By Emily Battle, The Free Lance-Star, Fredericksburg, Va.McClatchy-Tribune Regional News

January 6, 2008 --ERIE COUNTY, Ohio--When Kalahari Resorts opened here in 2005, the indoor waterpark hotel wasn't exactly a new concept for this part of Ohio.

Two smaller indoor waterpark hotels--Great Wolf Lodge and Castaway Bay--already were up and running, and Cedar Point, the 140-year-old giant amusement park, was a long-established attraction.

In Sandusky and in its original location in Wisconsin Dells, Wis., Kalahari has entered an established tourism market with an existing waterpark or amusement park tradition and begun to compete.

In Fredericksburg, it will anchor a tourism complex that is being built from scratch, the details of which still haven't quite come into focus.

That makes it a different challenge for Kalahari President Todd Nelson.

He already thinks he'll need a much larger outdoor waterpark than the 77,000 square feet he's got in Sandusky.
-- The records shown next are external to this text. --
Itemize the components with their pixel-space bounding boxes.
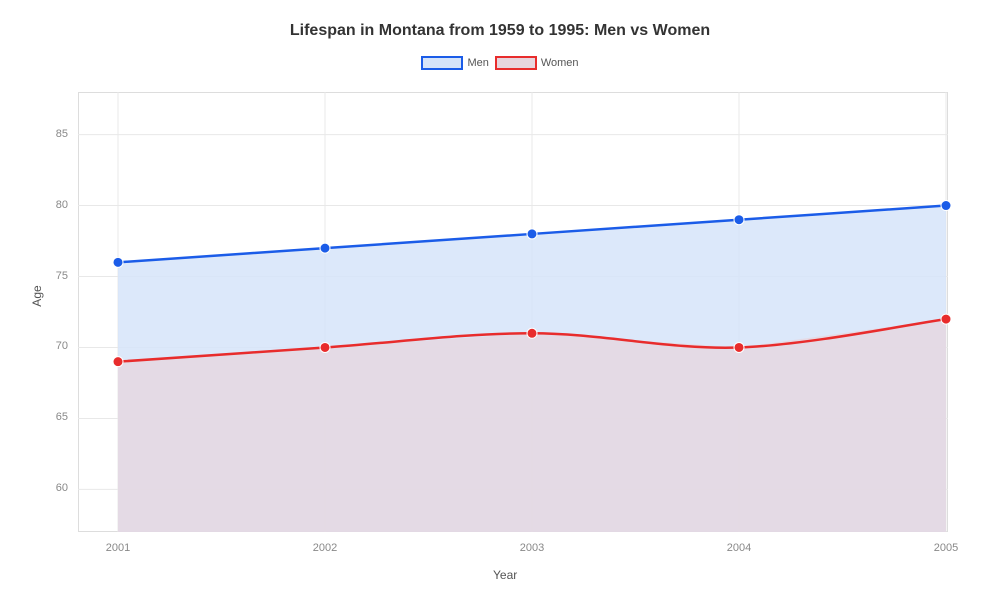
y-tick-label: 70 [38,340,68,352]
y-tick-label: 65 [38,411,68,423]
legend-swatch-women [495,56,537,70]
x-tick-label: 2005 [926,542,966,554]
chart-container: Lifespan in Montana from 1959 to 1995: M… [0,0,1000,600]
y-tick-label: 80 [38,199,68,211]
legend-item-men[interactable]: Men [421,56,488,70]
chart-title: Lifespan in Montana from 1959 to 1995: M… [0,0,1000,40]
legend-label-women: Women [541,57,579,69]
legend-swatch-men [421,56,463,70]
x-tick-label: 2002 [305,542,345,554]
legend: Men Women [0,56,1000,70]
legend-item-women[interactable]: Women [495,56,579,70]
x-tick-label: 2003 [512,542,552,554]
y-tick-label: 60 [38,482,68,494]
legend-label-men: Men [467,57,488,69]
x-axis-label: Year [493,568,517,582]
chart-svg [78,92,948,532]
x-tick-label: 2001 [98,542,138,554]
y-tick-label: 85 [38,128,68,140]
x-tick-label: 2004 [719,542,759,554]
y-tick-label: 75 [38,270,68,282]
plot-area [78,92,948,532]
Plans in Fredericksburg call for a 170,000-square-foot outdoor park.

As Nelson is figuring out how to enter a market new to his waterpark hotel concept, Fredericksburg leaders are trying to gauge how this new attraction, unlike anything that exists in the area now, will affect roads, police and fire departments, water and sewer system and the rest of what a local government does.
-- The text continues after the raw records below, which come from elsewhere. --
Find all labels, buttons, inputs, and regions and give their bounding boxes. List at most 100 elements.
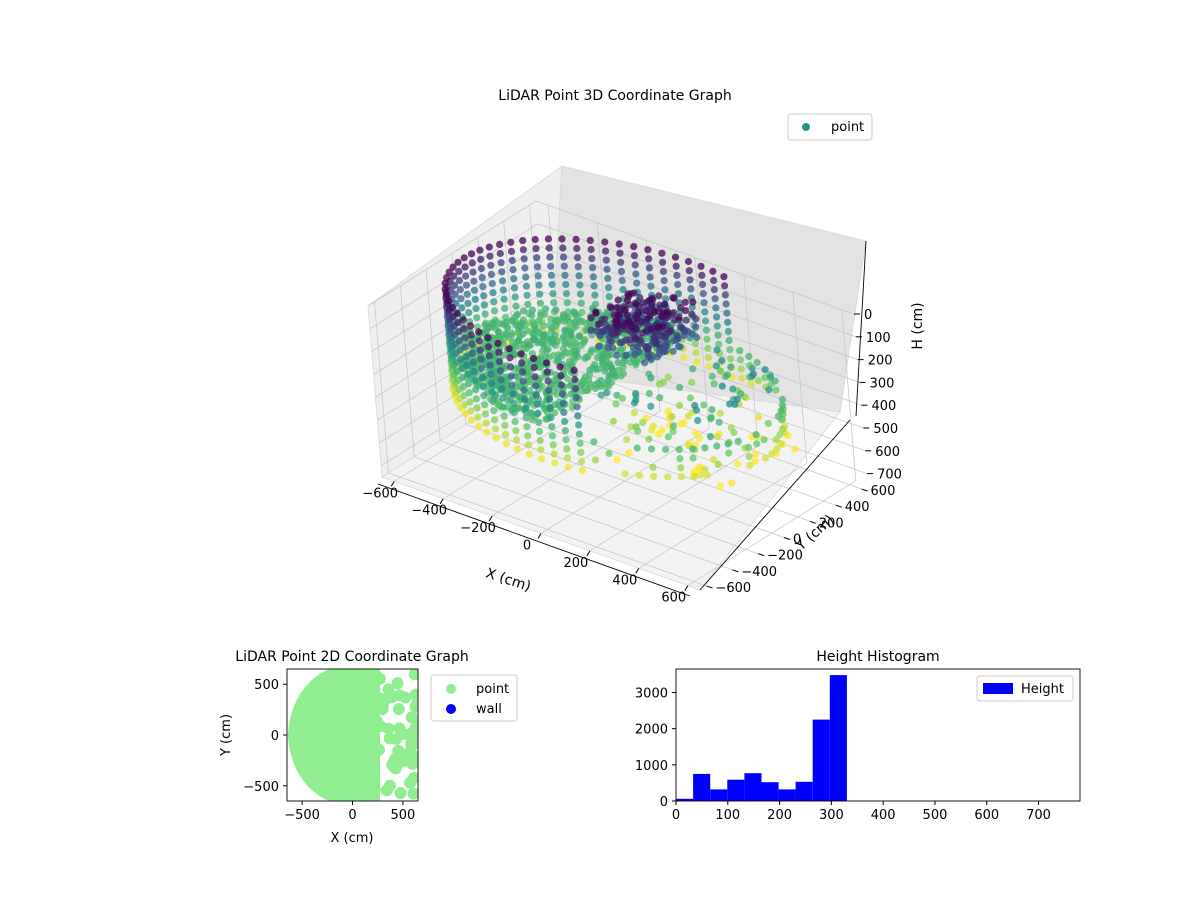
point-3d bbox=[561, 427, 570, 435]
point-3d bbox=[461, 343, 470, 351]
point-3d bbox=[718, 356, 726, 365]
point-3d bbox=[494, 339, 502, 347]
point-3d bbox=[562, 290, 571, 298]
point-3d bbox=[472, 304, 480, 313]
point-3d bbox=[587, 245, 595, 254]
point-3d bbox=[461, 410, 470, 418]
point-2d bbox=[411, 695, 418, 708]
point-3d bbox=[724, 327, 733, 335]
point-3d bbox=[685, 267, 693, 275]
point-3d bbox=[475, 328, 483, 336]
point-3d bbox=[791, 445, 799, 453]
point-3d bbox=[544, 235, 553, 243]
point-3d bbox=[476, 246, 484, 254]
gridline bbox=[371, 246, 540, 352]
point-3d bbox=[635, 471, 644, 479]
point-3d bbox=[462, 281, 471, 289]
point-3d bbox=[498, 385, 506, 393]
point-3d bbox=[507, 247, 516, 255]
point-3d bbox=[526, 387, 534, 395]
point-3d bbox=[459, 316, 467, 324]
point-3d bbox=[487, 261, 495, 269]
point-3d bbox=[471, 295, 479, 303]
point-3d bbox=[472, 395, 480, 403]
point-3d bbox=[557, 372, 565, 380]
point-3d bbox=[641, 359, 649, 367]
point-3d bbox=[633, 279, 641, 287]
x-tick-label-3d: −600 bbox=[362, 486, 398, 501]
point-3d bbox=[614, 328, 622, 336]
point-3d bbox=[480, 392, 488, 400]
point-3d bbox=[586, 236, 594, 244]
gridline bbox=[841, 309, 857, 481]
point-3d bbox=[478, 364, 486, 372]
point-3d bbox=[574, 263, 582, 271]
point-2d bbox=[366, 708, 379, 721]
point-3d bbox=[467, 407, 475, 415]
point-3d bbox=[647, 325, 655, 333]
point-3d bbox=[578, 457, 586, 466]
point-3d bbox=[460, 254, 468, 262]
point-3d bbox=[560, 333, 568, 341]
point-3d bbox=[694, 416, 702, 425]
point-3d bbox=[747, 380, 755, 388]
point-2d bbox=[391, 677, 404, 690]
point-3d bbox=[647, 374, 655, 382]
x-axis-line bbox=[377, 483, 691, 597]
point-3d bbox=[536, 363, 544, 371]
point-3d bbox=[600, 367, 609, 375]
point-3d bbox=[460, 392, 468, 400]
point-3d bbox=[470, 367, 478, 376]
y-tick-label-2d: −500 bbox=[243, 780, 279, 795]
x-tick-3d bbox=[537, 533, 542, 539]
histogram-bar bbox=[761, 782, 779, 801]
point-3d bbox=[684, 257, 693, 266]
point-3d bbox=[510, 275, 518, 283]
point-3d bbox=[559, 399, 567, 407]
point-3d bbox=[697, 262, 705, 270]
point-3d bbox=[662, 295, 670, 303]
point-3d bbox=[675, 445, 683, 454]
point-3d bbox=[658, 332, 667, 340]
point-3d bbox=[499, 286, 507, 294]
point-3d bbox=[485, 352, 493, 360]
point-3d bbox=[524, 300, 532, 308]
point-3d bbox=[591, 384, 600, 393]
point-3d bbox=[522, 273, 530, 281]
point-3d bbox=[751, 458, 759, 466]
point-3d bbox=[633, 314, 641, 322]
point-3d bbox=[496, 249, 504, 258]
point-3d bbox=[704, 344, 712, 352]
point-3d bbox=[528, 311, 536, 319]
point-3d bbox=[559, 244, 567, 252]
point-3d bbox=[645, 435, 653, 443]
point-3d bbox=[708, 406, 716, 414]
point-3d bbox=[543, 368, 551, 376]
point-3d bbox=[591, 291, 599, 299]
point-3d bbox=[460, 325, 468, 333]
point-3d bbox=[560, 317, 569, 325]
point-3d bbox=[461, 334, 469, 342]
point-3d bbox=[764, 419, 772, 427]
point-3d bbox=[727, 355, 735, 363]
z-axis-label-3d: H (cm) bbox=[910, 302, 926, 349]
point-3d bbox=[463, 290, 471, 298]
point-3d bbox=[724, 318, 732, 326]
chart-2d: LiDAR Point 2D Coordinate Graph −500 0 500… bbox=[219, 649, 518, 846]
point-3d bbox=[761, 374, 769, 382]
point-3d bbox=[627, 322, 636, 330]
point-3d bbox=[676, 323, 684, 331]
point-3d bbox=[567, 341, 575, 349]
point-3d bbox=[662, 445, 670, 454]
point-3d bbox=[618, 276, 626, 285]
point-3d bbox=[630, 409, 638, 417]
point-3d bbox=[608, 344, 617, 352]
point-3d bbox=[526, 341, 534, 349]
point-3d bbox=[673, 331, 681, 340]
x-tick-label-3d: −200 bbox=[460, 521, 496, 536]
point-2d bbox=[374, 720, 387, 733]
point-3d bbox=[589, 273, 597, 281]
point-3d bbox=[734, 460, 742, 468]
point-3d bbox=[581, 354, 589, 362]
point-3d bbox=[519, 340, 528, 349]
"It's going to have an impact," Vice Mayor Kerry Devine said. "We want it to have a positive impact."

Erie County officials gave Fredericksburg folks lots of assurances this week that Kalahari isn't exaggerating when it says it's going to generate $5.9 million in new taxes for the city annually.

Over the past few days, the city leaders who went to Sandusky were trying to make sure those new revenues don't get eaten up by the costs of providing services to the development.
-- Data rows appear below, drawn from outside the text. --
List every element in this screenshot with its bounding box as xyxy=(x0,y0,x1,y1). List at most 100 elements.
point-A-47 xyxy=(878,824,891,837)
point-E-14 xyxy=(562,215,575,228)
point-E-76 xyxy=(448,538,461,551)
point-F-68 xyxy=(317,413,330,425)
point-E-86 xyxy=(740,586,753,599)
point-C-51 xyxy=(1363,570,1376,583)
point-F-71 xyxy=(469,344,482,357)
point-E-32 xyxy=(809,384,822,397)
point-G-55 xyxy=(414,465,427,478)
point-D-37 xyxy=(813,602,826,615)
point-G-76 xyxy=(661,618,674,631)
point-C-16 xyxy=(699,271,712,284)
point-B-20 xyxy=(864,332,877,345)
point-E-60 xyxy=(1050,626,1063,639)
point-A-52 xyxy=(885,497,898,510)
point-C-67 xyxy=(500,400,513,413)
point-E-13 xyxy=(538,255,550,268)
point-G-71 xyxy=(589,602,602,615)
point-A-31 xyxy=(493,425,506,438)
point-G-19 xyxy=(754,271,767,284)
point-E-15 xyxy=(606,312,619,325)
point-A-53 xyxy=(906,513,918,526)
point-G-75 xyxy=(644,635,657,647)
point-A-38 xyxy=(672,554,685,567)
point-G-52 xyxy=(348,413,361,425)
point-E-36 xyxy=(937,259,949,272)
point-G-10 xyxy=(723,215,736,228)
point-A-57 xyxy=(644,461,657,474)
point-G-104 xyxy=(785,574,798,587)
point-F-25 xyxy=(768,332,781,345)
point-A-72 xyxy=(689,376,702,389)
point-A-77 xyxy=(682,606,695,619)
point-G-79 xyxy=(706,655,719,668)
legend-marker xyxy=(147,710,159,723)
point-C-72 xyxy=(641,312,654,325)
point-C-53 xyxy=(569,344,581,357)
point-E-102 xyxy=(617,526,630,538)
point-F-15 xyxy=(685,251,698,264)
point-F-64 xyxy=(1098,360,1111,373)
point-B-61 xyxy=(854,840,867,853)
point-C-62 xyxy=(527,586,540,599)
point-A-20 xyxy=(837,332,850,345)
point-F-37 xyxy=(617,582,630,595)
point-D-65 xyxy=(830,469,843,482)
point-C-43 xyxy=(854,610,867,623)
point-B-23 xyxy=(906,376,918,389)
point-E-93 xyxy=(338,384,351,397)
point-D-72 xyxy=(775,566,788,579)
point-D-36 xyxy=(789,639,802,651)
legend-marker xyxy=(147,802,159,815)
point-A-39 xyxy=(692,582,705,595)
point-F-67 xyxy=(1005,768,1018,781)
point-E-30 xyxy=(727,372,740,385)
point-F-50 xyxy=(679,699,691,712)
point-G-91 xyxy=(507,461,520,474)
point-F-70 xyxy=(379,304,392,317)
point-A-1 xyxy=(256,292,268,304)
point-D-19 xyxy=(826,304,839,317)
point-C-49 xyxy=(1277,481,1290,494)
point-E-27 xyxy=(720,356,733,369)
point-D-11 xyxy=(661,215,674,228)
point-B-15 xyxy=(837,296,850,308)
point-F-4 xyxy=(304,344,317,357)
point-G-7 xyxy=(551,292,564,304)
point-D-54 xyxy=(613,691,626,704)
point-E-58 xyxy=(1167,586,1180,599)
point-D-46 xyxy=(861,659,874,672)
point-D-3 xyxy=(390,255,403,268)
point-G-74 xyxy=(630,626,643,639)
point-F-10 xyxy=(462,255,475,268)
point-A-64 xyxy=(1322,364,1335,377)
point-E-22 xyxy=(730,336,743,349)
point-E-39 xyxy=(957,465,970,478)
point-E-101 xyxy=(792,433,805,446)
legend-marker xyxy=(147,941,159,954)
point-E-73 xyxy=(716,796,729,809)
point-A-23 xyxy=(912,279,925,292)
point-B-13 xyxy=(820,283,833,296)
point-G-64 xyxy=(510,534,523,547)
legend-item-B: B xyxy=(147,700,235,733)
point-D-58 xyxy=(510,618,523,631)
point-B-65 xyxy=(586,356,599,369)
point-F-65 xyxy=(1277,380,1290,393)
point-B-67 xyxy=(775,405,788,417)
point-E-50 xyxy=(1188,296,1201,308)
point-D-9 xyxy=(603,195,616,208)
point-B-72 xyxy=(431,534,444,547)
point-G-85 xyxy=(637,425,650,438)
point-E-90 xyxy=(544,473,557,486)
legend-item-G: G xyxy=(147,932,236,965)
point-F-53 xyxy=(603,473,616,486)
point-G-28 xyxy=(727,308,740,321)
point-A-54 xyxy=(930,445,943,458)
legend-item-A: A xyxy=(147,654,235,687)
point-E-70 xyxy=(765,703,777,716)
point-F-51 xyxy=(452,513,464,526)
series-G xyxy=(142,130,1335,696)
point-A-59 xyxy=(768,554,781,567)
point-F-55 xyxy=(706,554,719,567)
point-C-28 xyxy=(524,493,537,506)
On Tuesday, they should be able to release the details of a letter of intent between the city and Kalahari, which city staff will be talking to council members individually about on Monday.

That should spell out not only what kinds of tax incentives the city will give Kalahari, but other agreements the two have reached about things like how much the waterpark resort will pay for water.

The council will hold a public hearing on that agreement Jan. 15, and could vote on it Jan. 22.

While city officials worry about the impact on city services, some in Fredericksburg's downtown wonder whether Kalahari will have any impact on them.

Sandusky has a downtown that it's just beginning to try to revitalize, using the principles of the national Main Street program.

A 1920s-era industrial building that once housed a corrugated box producer is being renovated as loft apartments on the downtown shore of Lake Erie.

But the downtown lacks the number of restaurants and shops that Fredericksburg has, and its streets include a lot of shuttered storefronts and run-down properties.

Erie County Commissioner Nancy McKeen, who will soon take the reins of Sandusky's Main Street group, said that while Kalahari has brought lots of new economic activity to the commercial corridor on which it sits, it hasn't really had much impact on the downtown.

However, she thinks that's probably because there's not much to draw people downtown right now.

Walking through Kalahari in Sandusky, it's hard to spot advertisements for any downtown attractions.

In Fredericksburg, officials hope to make the link a little stronger, both by providing a space in the lobby to advertise downtown and other area attractions, and by providing some type of shuttle--whether it's a public bus or some other service--to take people between Celebrate Virginia and downtown.

Those are just a few of the questions left to answer as city and Kalahari officials continue to talk about bringing this facility to a market that's never seen anything like it.